# New Neighbours



## BwB (Dec 5, 2009)

V.V.Excited!! I've had a birdbox with a camera screwed to the rear of the house for the last four years with no occupants. I'd given up hope and don't even have the camera powered up any more. However, you've guessed it, today I noticed some action around the box, turned the camera on to find a couple of blue tits in residence with 7 eggs on the go. 
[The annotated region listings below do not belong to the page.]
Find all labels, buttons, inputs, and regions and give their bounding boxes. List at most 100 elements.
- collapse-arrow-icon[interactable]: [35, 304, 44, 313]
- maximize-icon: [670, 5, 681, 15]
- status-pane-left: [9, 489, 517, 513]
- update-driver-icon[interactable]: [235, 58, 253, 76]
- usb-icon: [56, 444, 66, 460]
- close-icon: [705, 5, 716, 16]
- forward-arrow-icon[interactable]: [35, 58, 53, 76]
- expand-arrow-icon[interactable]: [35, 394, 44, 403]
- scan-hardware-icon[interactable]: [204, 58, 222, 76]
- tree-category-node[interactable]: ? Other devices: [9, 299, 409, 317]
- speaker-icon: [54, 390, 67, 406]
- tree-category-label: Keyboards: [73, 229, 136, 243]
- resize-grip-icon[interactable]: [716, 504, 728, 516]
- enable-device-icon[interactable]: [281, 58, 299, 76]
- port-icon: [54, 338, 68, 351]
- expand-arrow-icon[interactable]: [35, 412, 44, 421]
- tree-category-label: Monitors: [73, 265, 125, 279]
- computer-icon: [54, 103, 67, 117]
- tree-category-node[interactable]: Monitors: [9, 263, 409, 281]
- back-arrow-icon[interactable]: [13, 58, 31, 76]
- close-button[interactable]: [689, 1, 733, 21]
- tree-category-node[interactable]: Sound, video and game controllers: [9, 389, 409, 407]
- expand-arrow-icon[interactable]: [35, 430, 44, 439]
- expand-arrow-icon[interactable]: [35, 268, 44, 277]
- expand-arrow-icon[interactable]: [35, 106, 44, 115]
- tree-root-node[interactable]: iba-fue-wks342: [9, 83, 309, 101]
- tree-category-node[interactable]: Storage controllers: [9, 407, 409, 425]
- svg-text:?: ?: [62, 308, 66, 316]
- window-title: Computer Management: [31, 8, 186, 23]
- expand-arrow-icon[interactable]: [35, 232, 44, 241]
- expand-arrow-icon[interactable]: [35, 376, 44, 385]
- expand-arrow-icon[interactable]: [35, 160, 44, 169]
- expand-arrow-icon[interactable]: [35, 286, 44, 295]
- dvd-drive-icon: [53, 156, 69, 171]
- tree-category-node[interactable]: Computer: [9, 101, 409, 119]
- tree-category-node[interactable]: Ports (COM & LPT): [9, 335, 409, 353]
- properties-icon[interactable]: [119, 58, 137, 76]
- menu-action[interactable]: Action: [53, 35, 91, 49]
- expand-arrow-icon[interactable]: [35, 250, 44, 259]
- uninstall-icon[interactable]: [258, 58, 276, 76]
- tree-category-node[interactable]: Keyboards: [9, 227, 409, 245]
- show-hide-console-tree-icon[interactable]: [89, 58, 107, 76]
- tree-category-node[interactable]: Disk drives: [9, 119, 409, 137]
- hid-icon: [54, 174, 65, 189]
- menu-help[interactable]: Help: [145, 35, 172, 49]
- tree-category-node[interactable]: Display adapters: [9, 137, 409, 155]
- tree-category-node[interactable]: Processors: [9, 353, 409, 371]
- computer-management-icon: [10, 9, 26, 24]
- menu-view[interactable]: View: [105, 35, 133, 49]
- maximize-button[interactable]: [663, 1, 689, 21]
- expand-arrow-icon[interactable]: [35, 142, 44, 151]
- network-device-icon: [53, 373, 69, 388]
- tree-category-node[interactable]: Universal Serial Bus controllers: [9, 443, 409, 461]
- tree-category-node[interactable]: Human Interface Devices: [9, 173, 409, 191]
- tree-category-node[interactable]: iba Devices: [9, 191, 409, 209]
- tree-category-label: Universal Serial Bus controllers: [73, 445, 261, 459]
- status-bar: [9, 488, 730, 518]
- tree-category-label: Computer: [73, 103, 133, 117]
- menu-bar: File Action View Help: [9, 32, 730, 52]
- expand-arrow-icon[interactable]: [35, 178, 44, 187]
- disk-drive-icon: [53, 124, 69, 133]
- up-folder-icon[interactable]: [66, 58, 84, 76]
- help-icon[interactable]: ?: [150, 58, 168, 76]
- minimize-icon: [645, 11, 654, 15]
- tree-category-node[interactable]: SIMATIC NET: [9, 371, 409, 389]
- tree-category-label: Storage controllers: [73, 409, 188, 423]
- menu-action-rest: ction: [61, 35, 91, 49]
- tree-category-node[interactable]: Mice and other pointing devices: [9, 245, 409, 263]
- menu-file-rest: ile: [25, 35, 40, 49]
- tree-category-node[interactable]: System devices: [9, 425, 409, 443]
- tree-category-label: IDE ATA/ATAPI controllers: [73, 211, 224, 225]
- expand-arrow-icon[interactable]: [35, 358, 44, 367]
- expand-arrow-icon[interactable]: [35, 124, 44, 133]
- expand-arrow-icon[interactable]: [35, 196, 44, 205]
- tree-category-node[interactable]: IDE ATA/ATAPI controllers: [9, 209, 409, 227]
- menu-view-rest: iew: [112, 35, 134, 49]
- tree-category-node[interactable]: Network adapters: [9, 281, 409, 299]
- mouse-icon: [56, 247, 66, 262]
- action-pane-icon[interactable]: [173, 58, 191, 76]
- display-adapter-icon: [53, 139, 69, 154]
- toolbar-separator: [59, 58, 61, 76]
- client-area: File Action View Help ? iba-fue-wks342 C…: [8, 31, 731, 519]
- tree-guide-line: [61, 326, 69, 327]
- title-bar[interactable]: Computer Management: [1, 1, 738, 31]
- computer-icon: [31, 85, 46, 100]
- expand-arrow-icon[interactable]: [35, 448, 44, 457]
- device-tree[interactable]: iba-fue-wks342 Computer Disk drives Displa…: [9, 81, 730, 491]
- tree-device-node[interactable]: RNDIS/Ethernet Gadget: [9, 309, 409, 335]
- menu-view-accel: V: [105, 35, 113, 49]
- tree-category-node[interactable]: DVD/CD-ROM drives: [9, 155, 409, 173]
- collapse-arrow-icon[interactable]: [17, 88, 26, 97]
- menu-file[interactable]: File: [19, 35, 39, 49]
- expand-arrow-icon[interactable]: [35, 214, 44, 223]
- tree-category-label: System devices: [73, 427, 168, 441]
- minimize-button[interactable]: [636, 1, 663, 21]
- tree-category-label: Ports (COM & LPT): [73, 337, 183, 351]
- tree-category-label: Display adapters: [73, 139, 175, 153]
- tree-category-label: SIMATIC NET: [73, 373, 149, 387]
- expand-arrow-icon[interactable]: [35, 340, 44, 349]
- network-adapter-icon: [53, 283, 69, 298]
This is probably not a big deal for most people but for me (who doesn't know one end of a feather from the other) this is great stuff and I'm now glued to the TV. Just had to let someone know. I'll be on tenter hooks until these eggs hatch now. And then it'll be their feeding, learning to fly, bikes, holidays, mobile phones, the college fund, driving lessons... I've got a lot of responsibilities again now!


----------



## joedenise (Jul 20, 2007)

Get away in the MH quick 'cos once they hatch you'll be doing all the feeding, schooling, school runs - you'll have no time to use it after that :lol: :lol: :lol: 

Joe


----------



## BwB (Dec 5, 2009)




----------



## Tan-all-over (Jun 26, 2010)

We had blue tits in our camera box last year and know how you feel. Its so lovely to watch, but one thing...nature can seem hard when one little bird is neglected and you can see it is not being feed and is lost. This year we have had a blue tit roosting all winter and other blue tits have checked the box out and must know its being used so flew away. He is 'home' every night even now. I say 'he' because I have to clean his mess out every few weeks. We have blue tits nesting in our other box.....the one without a camera.!!!


----------



## aldra (Jul 2, 2009)

sounds great    

happy bird watching

aldra


----------